September 18: SaulPaul from Austin, Texas will perform “Day-o,” also known as “The Banana Boat Song.” Although best known in the version by Harry Belafonte, this traditional Jamaican folksong was recorded both by commercial musicians and by folklore collectors prior to Belafonte’s 1956 recording. Sometime between 1951 and 1958 Alan Lomax recorded an unidentified Jamaican woman in England singing the song, and that recording is now in the AFC archive. Her chorus includes the words “day dah light” rather than Belafonte’s “daylight come,” suggesting it wasn’t derived from Belafonte’s famous version, but either from folk tradition or from earlier recordings such as Louise Bennett’s 1954 “Day Dah Light.”

Hear the field recording of “Day-o” at this link.

Once this live event has happened at noon on September 18, 2020, you can watch the video at this link.

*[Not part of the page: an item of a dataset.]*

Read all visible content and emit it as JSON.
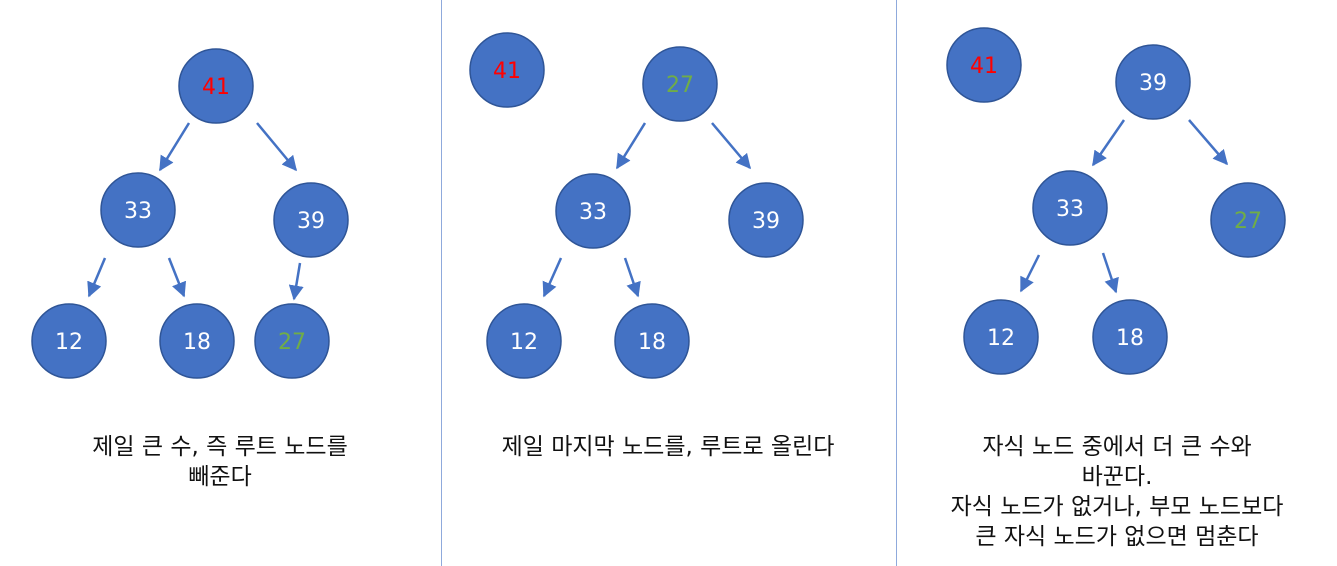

September 19: Steve Winick of Takoma Park, Maryland (that’s me!) will perform “Will Ye Go, Lassie Go,” often known as “Wild Mountain Thyme.”  It’s a song that has been widely performed and recorded by such singers as Bob Dylan, Joan Baez, Van Morrison, and Rod Stewart. My version is inspired by two recordings in the AFC archive. The first is a film of the song being performed by the McPeake Family in Belfast in 1964. The film was made by Toshi and Pete Seeger, and is part of the Pete and Toshi Seeger Film Collection. The second version in the archive was recorded live in the Coolidge Auditorium in 2007 by a later version of the McPeake Family. Francis McPeake III performs on both recordings; he was 22 at the time of the Seeger film and 65 at the time of the Coolidge concert. His grandfather, Francis McPeake I, who is in the Seeger film, created the adaptation of the song that has become world famous. At the time of the 2007 concert, I was lucky enough to interview Francis III and Francis IV about the history of the song.

You can watch the Seeger film in this YouTube video uploaded by the McPeake Family, which owns the rights to the performance.

Once this live event has happened at noon on September 19, 2020, you can watch the video at this link.

The Archive Challenge is a way for all kinds of people to engage with AFC collections.  Find out how YOU can take the Archive Challenge at this link.

Find all posts at Folklife Today related to the challenge at this link.

The Daily Antidote of Song is produced by Washington Revels and Carpe Diem Arts and has now passed its 160th day. It has attracted participants from over 40 states and more than a dozen countries. It was originally designed to help people during isolation. As the growing community continued to sing together and to navigate other national and international challenges, the songs have become increasingly focused on racial and social justice and peace, while the group continues to sing also for the benefit of creating joy, strength, and community during tough times. Song leaders have joined from all across the United States, as well as from Canada, Europe, and Africa.